My mum suffers with delusions, paranoia and other symptoms of what would come under schizophrenia or possible bipolar, but I can’t diagnose. It’s pretty evident to most people that she is unwell, and after countless conversations with her GP; they have pretty much disregarded everything and say they cannot help. Instead she would get arrested etc, which I obviously didn’t want even after all the heart ache she has caused me.
So recently, she had found my address from the electric roll and turned up at my flat in a bit of a state, she lives 50 miles away, yet unfortunately I live opposite the train station and it’s very easy to get to my place. I felt sorry for her so let her come on, gave her something to eat, she had a shower etc. She then stayed with me, but would not leave so I had to call the police. They told her to leave, and she did. But then shortly after she came by again, during the lockdown so she is stuck with me. Sometimes she can be fine, other time’s she is abusive, narcissistic, paranoid and suffers with horrendous delusions about people harming her, harming me etc. To the point where I have had to give up work as a healthcare assistant as again my anxiety has returned. I do have family that I speak to on my fathers side, which she hates me having. I haven’t told them she is staying with me as I feel they’d think I’m silly. I think I’m silly for allowing her back in but she had threatened suicide, so as her daughter I felt vulnerable and that I needed to help her. I have no privacy anymore, I can’t even go to the local shop to get essentials without her questioning my whereabouts, to the point sometimes she thinks I’m plotting against her.

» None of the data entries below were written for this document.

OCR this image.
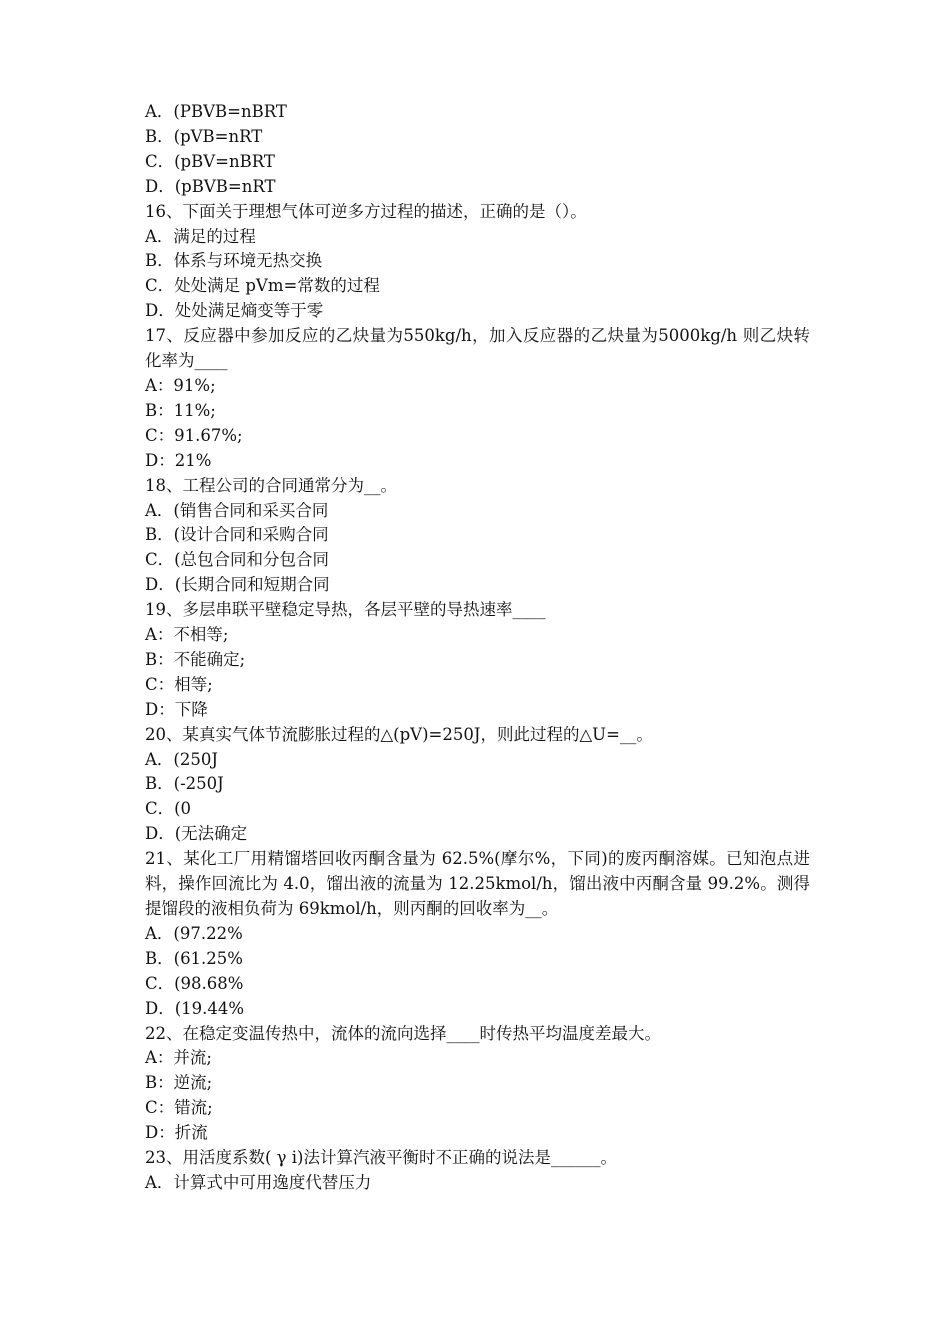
A．(PBVB=nBRT

B．(pVB=nRT

C．(pBV=nBRT

D．(pBVB=nRT

16、下面关于理想气体可逆多方过程的描述，正确的是（）。

A．满足的过程

B．体系与环境无热交换

C．处处满足 pVm=常数的过程

D．处处满足熵变等于零

17、反应器中参加反应的乙炔量为550kg/h，加入反应器的乙炔量为5000kg/h 则乙炔转化率为____

A：91%;

B：11%;

C：91.67%;

D：21%

18、工程公司的合同通常分为__。

A．(销售合同和采买合同

B．(设计合同和采购合同

C．(总包合同和分包合同

D．(长期合同和短期合同

19、多层串联平壁稳定导热，各层平壁的导热速率____

A：不相等;

B：不能确定;

C：相等;

D：下降

20、某真实气体节流膨胀过程的△(pV)=250J，则此过程的△U=__。

A．(250J

B．(-250J

C．(0

D．(无法确定

21、某化工厂用精馏塔回收丙酮含量为 62.5%(摩尔%，下同)的废丙酮溶媒。已知泡点进料，操作回流比为 4.0，馏出液的流量为 12.25kmol/h，馏出液中丙酮含量 99.2%。测得提馏段的液相负荷为 69kmol/h，则丙酮的回收率为__。

A．(97.22%

B．(61.25%

C．(98.68%

D．(19.44%

22、在稳定变温传热中，流体的流向选择____时传热平均温度差最大。

A：并流;

B：逆流;

C：错流;

D：折流

23、用活度系数( γ i)法计算汽液平衡时不正确的说法是______。

A．计算式中可用逸度代替压力
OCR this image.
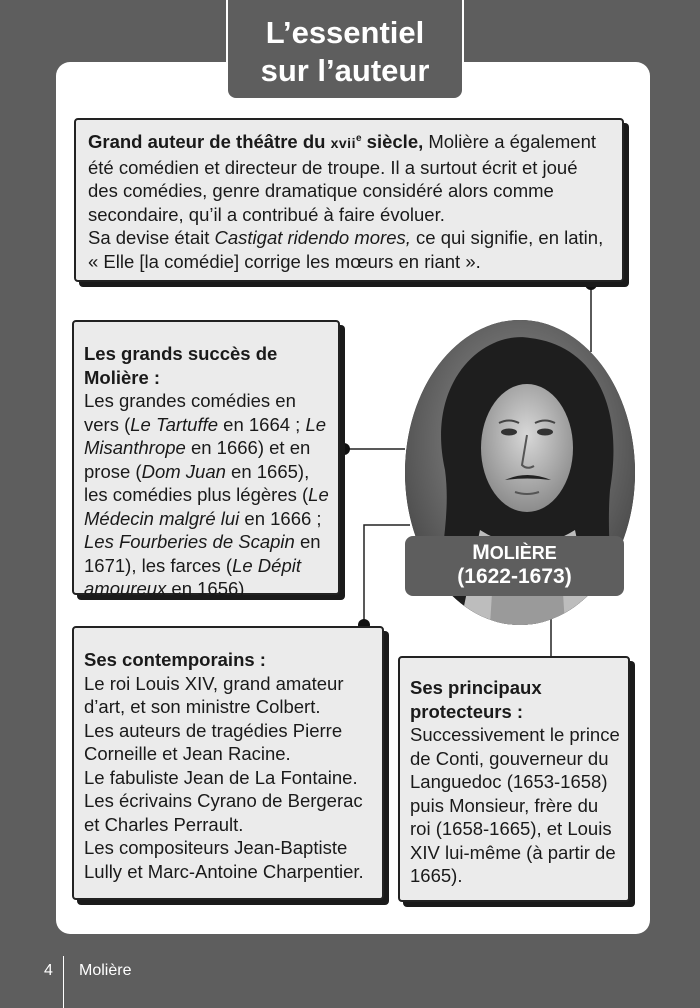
L’essentiel
sur l’auteur
Grand auteur de théâtre du xvii$^e$ siècle, Molière a également été comédien et directeur de troupe. Il a surtout écrit et joué des comédies, genre dramatique considéré alors comme secondaire, qu’il a contribué à faire évoluer.
Sa devise était Castigat ridendo mores, ce qui signifie, en latin, « Elle [la comédie] corrige les mœurs en riant ».
Les grands succès de Molière :
Les grandes comédies en vers (Le Tartuffe en 1664 ; Le Misanthrope en 1666) et en prose (Dom Juan en 1665), les comédies plus légères (Le Médecin malgré lui en 1666 ; Les Fourberies de Scapin en 1671), les farces (Le Dépit amoureux en 1656)
Ses contemporains :
Le roi Louis XIV, grand amateur d’art, et son ministre Colbert.
Les auteurs de tragédies Pierre Corneille et Jean Racine.
Le fabuliste Jean de La Fontaine.
Les écrivains Cyrano de Bergerac et Charles Perrault.
Les compositeurs Jean-Baptiste Lully et Marc-Antoine Charpentier.
Ses principaux protecteurs :
Successivement le prince de Conti, gouverneur du Languedoc (1653-1658) puis Monsieur, frère du roi (1658-1665), et Louis XIV lui-même (à partir de 1665).
MOLIÈRE
(1622-1673)
4 Molière
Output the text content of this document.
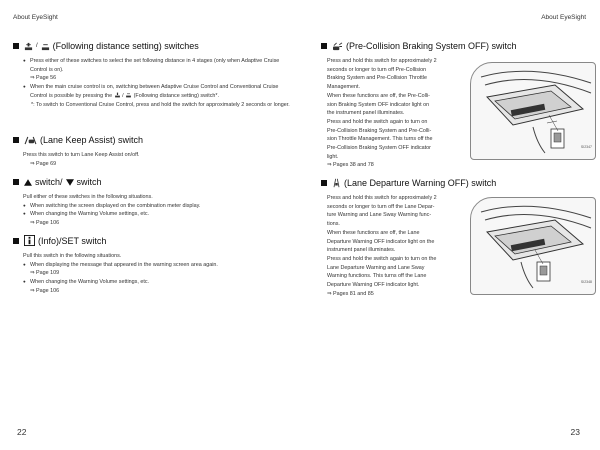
About EyeSight
/ (Following distance setting) switches

● Press either of these switches to select the set following distance in 4 stages (only when Adaptive Cruise Control is on).

⇒ Page 56

● When the main cruise control is on, switching between Adaptive Cruise Control and Conventional Cruise Control is possible by pressing the / (Following distance setting) switch*.

*: To switch to Conventional Cruise Control, press and hold the switch for approximately 2 seconds or longer.

(Lane Keep Assist) switch

Press this switch to turn Lane Keep Assist on/off.

⇒ Page 69

switch/ switch

Pull either of these switches in the following situations.

● When switching the screen displayed on the combination meter display.

● When changing the Warning Volume settings, etc.

⇒ Page 106

(Info)/SET switch

Pull this switch in the following situations.

● When displaying the message that appeared in the warning screen area again.

⇒ Page 109

● When changing the Warning Volume settings, etc.

⇒ Page 106

22
About EyeSight
(Pre-Collision Braking System OFF) switch

Press and hold this switch for approximately 2

seconds or longer to turn off Pre-Collision

Braking System and Pre-Collision Throttle

Management.

When these functions are off, the Pre-Colli-

sion Braking System OFF indicator light on

the instrument panel illuminates.

Press and hold the switch again to turn on

Pre-Collision Braking System and Pre-Colli-

sion Throttle Management. This turns off the

Pre-Collision Braking System OFF indicator

light.

⇒ Pages 38 and 78

SI2347
(Lane Departure Warning OFF) switch

Press and hold this switch for approximately 2

seconds or longer to turn off the Lane Depar-

ture Warning and Lane Sway Warning func-

tions.

When these functions are off, the Lane

Departure Warning OFF indicator light on the

instrument panel illuminates.

Press and hold the switch again to turn on the

Lane Departure Warning and Lane Sway

Warning functions. This turns off the Lane

Departure Warning OFF indicator light.

⇒ Pages 81 and 85

SI2348
23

Please can someone offer me advice? The police can’t do anything as they have said she’s not a danger to herself or anyone else. Although she has broken my phone charger etc so I have no communication with my father, I managed to get another phone charger, this sounds trivial and although I’m an adult I feel that has been stripped away and I feel like a child again, lost, anxious and afraid. I’m afraid of her, I’m afraid of her mental illness and I’m afraid of her future if she doesn’t get help as I need a life for myself.
I’m suppose to be going to university this year, I’m suppose to be doing lots of things that I had planned, until she came back into my life in a whirlwind.
Sorry for the essay, I just need opinions. Thank you.